Con la riforma si allungheranno i tempi di prescrizione. Non è un incentivo a forme di ostruzionismo come ricorsi, controricorsi e appelli strumentali?

In questa materia si devono conciliare due opposte esigenze: da un lato garantire che il periodo di prescrizione del reato sia sufficientemente lungo per evitare di pregiudicare l’effettività del sistema penale; dall’altro il processo deve essere contenuto in tempi brevi, per evitare sia che esso costituisca per l’imputato una vera e propria pena supplementare e anticipata, sia per garantire tutela alle vittime del reato. Bisogna, perciò, assicurare che l’accertamento dei reati e dei loro responsabili avvenga in tempi congrui evitando lo spreco di energie processuali.

 

Oggi i tempi lunghi disincentivano il ricorso ai riti alternativi e favoriscono la presentazione di impugnazioni a scopo puramente dilatorio per conseguire l’obiettivo della prescrizione.

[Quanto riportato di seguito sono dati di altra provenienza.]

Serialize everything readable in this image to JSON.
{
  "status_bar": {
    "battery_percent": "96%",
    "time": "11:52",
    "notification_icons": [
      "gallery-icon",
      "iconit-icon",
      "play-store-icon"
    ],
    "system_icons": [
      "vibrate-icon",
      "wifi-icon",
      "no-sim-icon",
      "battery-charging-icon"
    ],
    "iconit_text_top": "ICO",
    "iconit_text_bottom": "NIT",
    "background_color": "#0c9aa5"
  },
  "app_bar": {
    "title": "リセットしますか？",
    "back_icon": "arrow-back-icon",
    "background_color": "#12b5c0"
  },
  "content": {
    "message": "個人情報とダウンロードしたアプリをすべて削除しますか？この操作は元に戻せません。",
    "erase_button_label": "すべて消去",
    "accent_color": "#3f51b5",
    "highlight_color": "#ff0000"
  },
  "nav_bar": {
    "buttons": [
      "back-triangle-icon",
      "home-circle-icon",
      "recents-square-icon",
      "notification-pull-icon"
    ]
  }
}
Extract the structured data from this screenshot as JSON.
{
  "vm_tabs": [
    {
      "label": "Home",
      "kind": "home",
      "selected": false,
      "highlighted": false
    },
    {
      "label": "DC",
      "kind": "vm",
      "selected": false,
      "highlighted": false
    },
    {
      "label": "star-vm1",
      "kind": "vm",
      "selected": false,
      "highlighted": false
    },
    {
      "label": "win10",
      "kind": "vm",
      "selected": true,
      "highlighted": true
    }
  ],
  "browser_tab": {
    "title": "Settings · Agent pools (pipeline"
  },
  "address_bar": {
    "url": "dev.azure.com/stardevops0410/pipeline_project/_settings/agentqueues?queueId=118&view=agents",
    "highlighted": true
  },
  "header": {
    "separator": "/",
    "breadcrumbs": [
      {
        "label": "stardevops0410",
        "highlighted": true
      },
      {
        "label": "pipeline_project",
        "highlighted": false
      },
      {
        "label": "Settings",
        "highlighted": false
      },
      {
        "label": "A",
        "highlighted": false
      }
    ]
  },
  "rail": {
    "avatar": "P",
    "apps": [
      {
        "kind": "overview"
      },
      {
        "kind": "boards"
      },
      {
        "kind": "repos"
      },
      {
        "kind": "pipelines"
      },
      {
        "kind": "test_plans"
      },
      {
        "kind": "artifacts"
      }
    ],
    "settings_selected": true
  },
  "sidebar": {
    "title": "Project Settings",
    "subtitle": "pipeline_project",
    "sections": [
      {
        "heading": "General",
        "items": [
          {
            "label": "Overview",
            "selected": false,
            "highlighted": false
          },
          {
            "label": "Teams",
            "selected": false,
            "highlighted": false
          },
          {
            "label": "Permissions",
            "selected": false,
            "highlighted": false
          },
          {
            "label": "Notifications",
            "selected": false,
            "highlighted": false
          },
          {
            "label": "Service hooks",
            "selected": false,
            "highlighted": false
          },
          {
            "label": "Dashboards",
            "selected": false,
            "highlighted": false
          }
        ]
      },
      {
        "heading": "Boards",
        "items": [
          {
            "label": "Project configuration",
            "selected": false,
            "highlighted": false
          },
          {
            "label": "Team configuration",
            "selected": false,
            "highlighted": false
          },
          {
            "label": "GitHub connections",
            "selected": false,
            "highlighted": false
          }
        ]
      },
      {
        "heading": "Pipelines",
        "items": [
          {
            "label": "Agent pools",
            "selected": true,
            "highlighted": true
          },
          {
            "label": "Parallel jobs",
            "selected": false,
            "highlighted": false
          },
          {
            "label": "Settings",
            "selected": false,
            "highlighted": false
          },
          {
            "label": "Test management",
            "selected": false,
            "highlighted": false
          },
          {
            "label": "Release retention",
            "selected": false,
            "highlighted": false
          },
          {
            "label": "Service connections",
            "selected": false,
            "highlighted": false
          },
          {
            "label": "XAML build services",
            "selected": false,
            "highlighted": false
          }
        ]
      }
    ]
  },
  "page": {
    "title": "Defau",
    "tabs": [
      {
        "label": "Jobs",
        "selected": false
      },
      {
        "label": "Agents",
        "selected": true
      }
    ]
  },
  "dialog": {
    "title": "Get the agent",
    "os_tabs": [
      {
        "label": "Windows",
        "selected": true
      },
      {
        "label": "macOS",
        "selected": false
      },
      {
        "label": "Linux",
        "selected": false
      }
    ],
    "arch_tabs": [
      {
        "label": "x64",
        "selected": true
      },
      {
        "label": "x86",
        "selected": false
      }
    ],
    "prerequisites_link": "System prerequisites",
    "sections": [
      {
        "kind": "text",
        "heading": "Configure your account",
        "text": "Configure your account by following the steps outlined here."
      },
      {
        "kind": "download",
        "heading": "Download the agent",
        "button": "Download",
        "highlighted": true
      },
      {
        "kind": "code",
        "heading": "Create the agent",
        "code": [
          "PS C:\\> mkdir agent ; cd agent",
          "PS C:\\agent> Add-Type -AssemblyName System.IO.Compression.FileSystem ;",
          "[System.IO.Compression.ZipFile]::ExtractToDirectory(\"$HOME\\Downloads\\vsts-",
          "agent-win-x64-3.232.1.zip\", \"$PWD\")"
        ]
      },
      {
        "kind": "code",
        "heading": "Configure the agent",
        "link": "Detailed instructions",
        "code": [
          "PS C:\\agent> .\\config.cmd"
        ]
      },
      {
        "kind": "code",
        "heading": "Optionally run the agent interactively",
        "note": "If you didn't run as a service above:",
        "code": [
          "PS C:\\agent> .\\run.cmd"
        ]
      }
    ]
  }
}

Sì. La risposta non può essere però quella di un allungamento puro e semplice degli attuali termini di prescrizione, ma occorre garantire che i processi penali si concludano con un accertamento nel merito e che la prescrizione mantenga la sua attuale funzione di stimolo a una definizione in tempi non troppo estesi dei processi penali. Una riflessione costruttiva può partire dalla relazione finale redatta dalla Commissione ministeriale Fiorella che ipotizza di introdurre due cause di sospensione della prescrizione in corrispondenza del deposito della sentenza di condanna di primo e di secondo grado al fine di assicurare un tempo ragionevole per verificare la correttezza della decisione in sede di impugnazione. E’ evidente che qualora si scegliesse questa soluzione, per evitare che i tempi del giudizio di impugnazione siano eccessivamente lunghi, sarebbe altresì ragionevole stabilire dei periodi massimi di sospensione della prescrizione decorsi i quali la prescrizione riprenderà il proprio corso.

 

Come è possibile ridurre i tempi e dimezzare l’arretrato della giustizia civile, senza spendere di più in nuovi strumenti informatici e assumere personale?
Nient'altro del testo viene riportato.